I don't remember seeing many handle ties in your panel. MWBCs require those now. They do not require common trip, however. That means Eaton breakers like BD220220 (not BDC220220) are fair game.
Left-right handed slimlines are dead as a product and will never return. That bus clip is quite "dainty" and also poorly guarded (being on the edge of the breaker, rather than center like GE thins) That made them prone to damage, and if clamping force is not correct it'll burn up the bus stab and put 4 breaker positions out of action. Or worse.
Tandems and quadplex are simply slimlines factory bolted together, or a little bit more in one case. Quadplex breakers come in two major formats.
- 2-pole breaker in the middle and two singles on the outside.
- 2-pole breaker in the middle and another 2-pole breaker on the outside, with a hinky looking handle tie tying them together.
The hinky looking ties make you think "how can that possibly cause common trip?

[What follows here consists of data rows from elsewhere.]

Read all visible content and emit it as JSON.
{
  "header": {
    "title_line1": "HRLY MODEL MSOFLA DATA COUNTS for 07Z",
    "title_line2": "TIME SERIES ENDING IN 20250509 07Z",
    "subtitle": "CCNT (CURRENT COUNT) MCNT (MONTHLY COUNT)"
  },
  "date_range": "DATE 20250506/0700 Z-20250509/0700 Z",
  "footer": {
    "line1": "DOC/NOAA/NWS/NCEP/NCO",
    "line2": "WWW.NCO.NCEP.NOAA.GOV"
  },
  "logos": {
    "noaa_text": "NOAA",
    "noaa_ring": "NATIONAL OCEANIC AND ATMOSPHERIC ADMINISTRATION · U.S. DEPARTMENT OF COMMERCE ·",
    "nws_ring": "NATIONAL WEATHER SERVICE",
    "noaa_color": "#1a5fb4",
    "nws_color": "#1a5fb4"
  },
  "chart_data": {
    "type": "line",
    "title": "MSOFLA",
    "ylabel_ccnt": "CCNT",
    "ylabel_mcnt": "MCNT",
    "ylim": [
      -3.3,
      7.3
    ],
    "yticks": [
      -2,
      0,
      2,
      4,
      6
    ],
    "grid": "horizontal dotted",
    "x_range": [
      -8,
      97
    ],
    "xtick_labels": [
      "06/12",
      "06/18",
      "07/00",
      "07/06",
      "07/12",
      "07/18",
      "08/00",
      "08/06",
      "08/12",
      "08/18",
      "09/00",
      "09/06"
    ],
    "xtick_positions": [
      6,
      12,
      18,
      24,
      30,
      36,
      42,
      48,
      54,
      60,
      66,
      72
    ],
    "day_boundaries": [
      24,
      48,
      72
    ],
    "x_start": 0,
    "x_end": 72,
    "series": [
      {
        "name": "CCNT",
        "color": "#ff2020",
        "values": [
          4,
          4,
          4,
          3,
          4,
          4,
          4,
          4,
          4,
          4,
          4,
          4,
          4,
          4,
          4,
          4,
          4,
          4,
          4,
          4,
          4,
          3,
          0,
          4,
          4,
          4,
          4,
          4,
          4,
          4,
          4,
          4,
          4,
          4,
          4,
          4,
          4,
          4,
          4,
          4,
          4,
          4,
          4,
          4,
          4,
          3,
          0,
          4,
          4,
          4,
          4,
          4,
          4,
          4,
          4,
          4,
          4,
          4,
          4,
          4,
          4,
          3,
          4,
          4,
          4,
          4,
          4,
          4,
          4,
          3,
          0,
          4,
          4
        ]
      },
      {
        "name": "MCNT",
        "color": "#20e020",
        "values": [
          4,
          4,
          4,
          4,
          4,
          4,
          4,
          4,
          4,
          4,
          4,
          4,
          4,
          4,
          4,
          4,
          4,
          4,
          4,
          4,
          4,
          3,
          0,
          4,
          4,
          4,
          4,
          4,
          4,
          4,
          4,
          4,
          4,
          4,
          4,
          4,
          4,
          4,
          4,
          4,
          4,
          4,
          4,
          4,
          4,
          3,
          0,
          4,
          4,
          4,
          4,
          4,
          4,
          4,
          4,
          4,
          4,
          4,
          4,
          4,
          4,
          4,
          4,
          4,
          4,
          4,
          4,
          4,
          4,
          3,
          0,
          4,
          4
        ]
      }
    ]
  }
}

It will simply tram." Sure but here's the breaker secret inside a secret. Breakers "trip free" - they trip even if the handle is held or locked "on". Therefore... handle-ties would not work as a common-trip method, and are not used for that. Common trip is a separate internal mechanism inside the breaker. The handle tie is to help maintainers shut off the whole circuit so they don't get nailed.
...and that's why... on Eaton breakers the common-trip mechanism might not be there. They make quads in two flavors: with and without.
"Without" is acceptable for MWBCs if they do not serve any 120V loads. "Without" is also acceptable for 240V-only loads which do not have a neutral. I don't why Eaton bothers to produce no-common-trip quads. Nobody ever died because their breaker was common-trip that didn't need to be. Most makers do common trip on the inner, and not on the outer.
With MWBCs, you need to wire then like a 120/240V load with the hots on opposite pole. So you don't use them with tandems. On a quadplex you put a given MWBC on the inner breaker or the outer one.
It helps to be able to visualize your panel's spaces as full spaces, in which two slimlines share a space. And then see the red/black striping a-la my answer on tandems.